Et si nous décidions d’être une personne de plus dans cette crèche ? Si nous regardons bien tout ce qui entoure Noël et ses protagonistes, il semblerait que nous ayons entre les mains un disque rayé : Zacharie et Élisabeth : n’ayez pas peur, courage ! Ce n’est pas une question d’âge, tu n’es pas trop vieux, tu peux avoir encore un enfant : <<Ne crains pas Zacharie : ta prière a été exaucée, Élisabeth ta femme t’enfantera un fils !>> (Lc. 1, 12-13). Joseph : ne doute pas ! Marie ne te trompe pas avec un autre : <<Joseph, fils de David, ne crains pas de prendre chez toi Marie, ton épouse : le fruit vient de l’Esprit Saint !>> (Mt. 1, 20). Marie. <<Elle fut troublée en entendant ces paroles…. Ne crains pas, Marie, Dieu t’a donné sa grâce… que ta parole s’accomplisse en moi>> (Lc. 1 :29-30,38). Les bergers. << Dans la même région, il y avait des bergers…. N’ayez pas peur ! Je vous annonce une bonne nouvelle qui réjouira tout le peuple >> (Lc.2, 9-10). Le lâche Hérode et les mages d’Orient : <<Lorsque le roi Hérode entendit les mages, il eut peur… Les mages se mirent en route, et leur joie fut grande quand ils virent l’étoile.

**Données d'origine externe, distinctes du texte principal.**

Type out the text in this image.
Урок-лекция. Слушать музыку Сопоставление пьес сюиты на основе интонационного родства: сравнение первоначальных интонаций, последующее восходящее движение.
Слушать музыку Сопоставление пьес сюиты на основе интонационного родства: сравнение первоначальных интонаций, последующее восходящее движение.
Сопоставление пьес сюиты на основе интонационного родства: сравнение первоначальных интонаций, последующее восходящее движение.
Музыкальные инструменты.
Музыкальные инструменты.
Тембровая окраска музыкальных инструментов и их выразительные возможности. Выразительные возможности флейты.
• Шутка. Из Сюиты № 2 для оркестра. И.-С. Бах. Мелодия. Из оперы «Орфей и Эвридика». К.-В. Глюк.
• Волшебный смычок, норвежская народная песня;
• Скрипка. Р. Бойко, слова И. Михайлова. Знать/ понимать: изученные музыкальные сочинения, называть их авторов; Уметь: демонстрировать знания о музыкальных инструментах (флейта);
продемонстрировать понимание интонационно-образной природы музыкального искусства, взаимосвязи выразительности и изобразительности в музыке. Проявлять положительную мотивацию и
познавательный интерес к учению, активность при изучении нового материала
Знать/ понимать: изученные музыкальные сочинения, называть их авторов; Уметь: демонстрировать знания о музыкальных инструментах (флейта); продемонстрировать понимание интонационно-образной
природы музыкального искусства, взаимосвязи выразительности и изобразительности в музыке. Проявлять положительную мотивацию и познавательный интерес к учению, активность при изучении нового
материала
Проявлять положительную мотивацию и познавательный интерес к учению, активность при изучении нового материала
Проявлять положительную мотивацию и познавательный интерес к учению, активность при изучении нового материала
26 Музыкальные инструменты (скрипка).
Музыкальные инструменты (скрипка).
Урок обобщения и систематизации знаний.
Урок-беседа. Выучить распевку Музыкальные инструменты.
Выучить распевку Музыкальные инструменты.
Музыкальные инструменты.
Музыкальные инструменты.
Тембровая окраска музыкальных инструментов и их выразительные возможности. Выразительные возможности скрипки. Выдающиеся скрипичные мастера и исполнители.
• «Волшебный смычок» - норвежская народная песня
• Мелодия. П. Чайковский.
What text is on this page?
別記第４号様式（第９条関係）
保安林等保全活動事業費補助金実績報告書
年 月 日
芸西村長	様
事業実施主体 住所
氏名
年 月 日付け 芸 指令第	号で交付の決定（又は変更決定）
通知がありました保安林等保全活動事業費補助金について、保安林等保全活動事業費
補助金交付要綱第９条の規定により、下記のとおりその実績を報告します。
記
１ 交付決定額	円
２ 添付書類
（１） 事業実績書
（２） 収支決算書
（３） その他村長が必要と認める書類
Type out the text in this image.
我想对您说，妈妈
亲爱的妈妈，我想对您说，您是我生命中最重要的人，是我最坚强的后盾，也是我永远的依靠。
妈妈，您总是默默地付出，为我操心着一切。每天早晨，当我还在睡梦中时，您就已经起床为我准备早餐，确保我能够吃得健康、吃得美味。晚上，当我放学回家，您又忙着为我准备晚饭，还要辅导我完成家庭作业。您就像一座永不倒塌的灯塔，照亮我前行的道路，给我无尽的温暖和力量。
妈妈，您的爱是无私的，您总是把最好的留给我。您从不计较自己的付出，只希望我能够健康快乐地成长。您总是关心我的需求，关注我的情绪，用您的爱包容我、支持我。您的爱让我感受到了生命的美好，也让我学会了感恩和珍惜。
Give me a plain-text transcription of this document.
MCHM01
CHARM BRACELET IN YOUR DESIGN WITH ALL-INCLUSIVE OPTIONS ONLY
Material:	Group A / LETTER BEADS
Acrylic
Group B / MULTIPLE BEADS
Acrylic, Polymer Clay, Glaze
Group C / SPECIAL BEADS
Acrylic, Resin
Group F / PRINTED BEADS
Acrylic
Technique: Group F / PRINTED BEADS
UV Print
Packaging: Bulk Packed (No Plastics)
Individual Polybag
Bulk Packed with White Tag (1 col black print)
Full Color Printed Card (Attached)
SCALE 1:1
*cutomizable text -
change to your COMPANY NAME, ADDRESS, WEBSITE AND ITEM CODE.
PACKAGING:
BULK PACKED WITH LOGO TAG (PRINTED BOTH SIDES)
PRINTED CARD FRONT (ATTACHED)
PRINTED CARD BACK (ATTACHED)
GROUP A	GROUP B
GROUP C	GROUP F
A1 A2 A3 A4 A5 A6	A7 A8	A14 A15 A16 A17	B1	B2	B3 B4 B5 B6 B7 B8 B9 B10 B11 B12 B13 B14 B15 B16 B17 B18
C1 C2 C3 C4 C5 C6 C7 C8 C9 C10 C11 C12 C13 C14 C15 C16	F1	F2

Ils entrèrent dans la maison, virent l’enfant avec Marie sa mère, tombèrent à genoux et l’adorèrent >> (Mt, 2, 3. 9-11). Il est clair que suivre Jésus n’est pas pour les personnes effrayées, pessimistes ou paresseuses… Il me semble que c’est l’un des grands messages de Noël, qui n’a pas grand-chose à voir avec les chants de Noël, les lumières et les gourmandises. En ces temps difficiles et compliqués que nous vivons, la Bonne Nouvelle nous invite à rester debout, fermes dans la Confiance et l’Espérance : « Voici que je suis avec vous tous les jours jusqu’à la fin du monde » (Mt. 28,20). L’enfant de la crèche nous dit : << Faites-moi confiance ! Voyez comme j’ai cessé d’être le ‘Toutpuissant’ pour devenir le ‘Toutbonté’ et le ‘Toutvulnérable’. Voyez-moi, à chaque page de ma vie publique, rendre leur dignité aux malades, aux pécheurs, aux exclus, aux femmes, aux enfants, aux étrangers…, et ma salutation de Ressuscité n’est d’autre que le don de la Paix et de la Confiance.>> Et si j’ouvrais la porte et que ce Noël soit un tournant, un prélude à ce que pourrait être 2024 ? C’est avec joie que j’apprends que la devise de l’Année Sainte 2025 sera : « Pèlerins de l’Espérance ». La crèche est pour moi une invitation à commencer dès maintenant à semer, à arroser et à faire grandir cette espérance perdue et si nécessaire.